I observed a few interesting things in the last datalog which lasted about two minutes after a cold engine start. The Bank 1 front sensor ranges from .05 to .85 volts while the Bank 2 front sensor ranges from .05 to .94 volts. The Bank 1 front sensor has deteriorated some with age and probably should be replaced. The Bank 1 rear sensor output is always 0.00 which means either the PCM is not reading it or there is a problem with the sensor. However, I have no O2 sensor related diagnostic codes. The Bank 2 rear sensor reads 0.108 at engine start and gradually increases to 0.118 volts. The Bank 2 front sensor cycled 37 times during the first two minutes while the rear never completed one switch.

I'll try another datalog of only bank 2 front and rear sensors with the engine warmed up.
 






It's good that you have patience to do that, it is helpful for tuning and to identify bad or questionable O2 sensors.
 






How about installing a pressure sensor somewhere on your exhaust and base your signal off that? Back pressure (or lack of) is ultimately what your looking to control isn't it?
 






exhaust sensor pressure

How about installing a pressure sensor somewhere on your exhaust and base your signal off that? Back pressure (or lack of) is ultimately what your looking to control isn't it?

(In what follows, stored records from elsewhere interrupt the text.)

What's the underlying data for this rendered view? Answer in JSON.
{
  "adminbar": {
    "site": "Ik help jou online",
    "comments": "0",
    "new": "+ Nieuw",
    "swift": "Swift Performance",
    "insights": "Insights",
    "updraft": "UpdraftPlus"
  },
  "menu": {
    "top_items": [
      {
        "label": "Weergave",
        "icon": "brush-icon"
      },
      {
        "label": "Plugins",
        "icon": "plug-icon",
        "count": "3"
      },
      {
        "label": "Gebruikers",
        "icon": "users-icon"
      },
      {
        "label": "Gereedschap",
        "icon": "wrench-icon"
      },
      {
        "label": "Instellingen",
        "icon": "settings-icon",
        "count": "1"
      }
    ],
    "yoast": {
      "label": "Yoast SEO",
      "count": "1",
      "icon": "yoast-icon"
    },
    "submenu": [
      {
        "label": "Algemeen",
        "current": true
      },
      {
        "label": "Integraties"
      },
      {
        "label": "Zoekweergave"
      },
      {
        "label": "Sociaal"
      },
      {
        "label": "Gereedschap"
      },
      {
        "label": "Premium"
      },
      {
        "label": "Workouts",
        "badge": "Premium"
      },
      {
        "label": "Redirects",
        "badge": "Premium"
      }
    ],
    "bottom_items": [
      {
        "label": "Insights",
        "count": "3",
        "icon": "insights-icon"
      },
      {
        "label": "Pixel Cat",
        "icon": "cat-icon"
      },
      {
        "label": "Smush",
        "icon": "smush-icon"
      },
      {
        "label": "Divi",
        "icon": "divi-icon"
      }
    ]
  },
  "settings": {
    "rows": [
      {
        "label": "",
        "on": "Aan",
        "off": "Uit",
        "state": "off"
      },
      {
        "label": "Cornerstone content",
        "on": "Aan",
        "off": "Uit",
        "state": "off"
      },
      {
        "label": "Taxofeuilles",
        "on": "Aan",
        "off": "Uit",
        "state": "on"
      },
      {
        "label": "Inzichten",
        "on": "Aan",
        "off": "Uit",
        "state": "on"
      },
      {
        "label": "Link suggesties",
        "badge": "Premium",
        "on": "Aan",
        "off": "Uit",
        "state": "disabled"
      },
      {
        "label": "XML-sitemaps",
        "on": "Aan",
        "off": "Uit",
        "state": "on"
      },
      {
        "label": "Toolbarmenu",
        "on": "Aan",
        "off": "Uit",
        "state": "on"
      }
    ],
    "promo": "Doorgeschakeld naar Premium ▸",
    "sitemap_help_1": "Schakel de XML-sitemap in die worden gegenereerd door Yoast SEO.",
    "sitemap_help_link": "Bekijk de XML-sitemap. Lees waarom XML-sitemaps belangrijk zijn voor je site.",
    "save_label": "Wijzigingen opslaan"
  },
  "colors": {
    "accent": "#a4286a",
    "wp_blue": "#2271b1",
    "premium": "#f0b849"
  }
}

That is a good idea and should work fine. There are mechanical ones for $100 or so but I'm not aware of one with an electrical output. Also, because the sensor is connected to a high temperature source I suspect the reliability would be less than a MAF sensor. I would still want to build a voltage comparator to activate opening the cutout when the pressure is above a user set amount.

If I end up installing a supercharger, another idea would be to have an electrical vacuum/boost gauge and use the sensor output compared to a user set voltage to control the cutout. That might be better than using the MAF sensor output.
 






Or, you could also consider adding a switch on your dash to control whether or not the cutouts will open, THEN add an RPM switch to actually open the cutouts beyond a certain RPM. That way you could still maintain exhaust flow through your system at low RPMs to keep up velocities, but open up once you are pumping out so much exhaust your exhaust system will be an obstruction.

Not that your way is bad, I was just thinking this might be a little less complicated a system.

Though really, cutouts open so slow, I don't know if you would even want any system that opens them as you are going based on RPMs, boost or even momentary flow rates. Best just to run them on a switch IMHO. Plus, the switch can double to send a signal to the switch for your chip to change tunes for your ECU.
 












rpm switch & slow response

FIND, I've already considered an rpm switch and even purchased one (see post #27 thru #36). As I've previously posted the VIS is strictly rpm dependent (above or below 3,000 rpm) which I think is appropriate.

Your comment about the slow response time of an electrical cutout is pertinent and something I have not adequately considered. I was planning on adding hysteresis to avoid oscillation but slow response is probably a more significant concern. I was assuming full closed to full open would only take a few seconds. I need to get some specs on electrical cutouts. My initial implementation will be just using an electrical switch mounted on the lower front of the center console next to my Accusump defeat switch.

I'm close to deciding to add a Banshee/M90 kit which is part justification for improving my exhaust system. I will upgrade the exhaust first to gain the most from the supercharger and to avoid retuning due exhaust changes. James will probably want the cutout kept open for all engine conditions for performance testing and kept closed for drivability testing to reduce the number of variables. Performance datalogging will have to be done on the dyno.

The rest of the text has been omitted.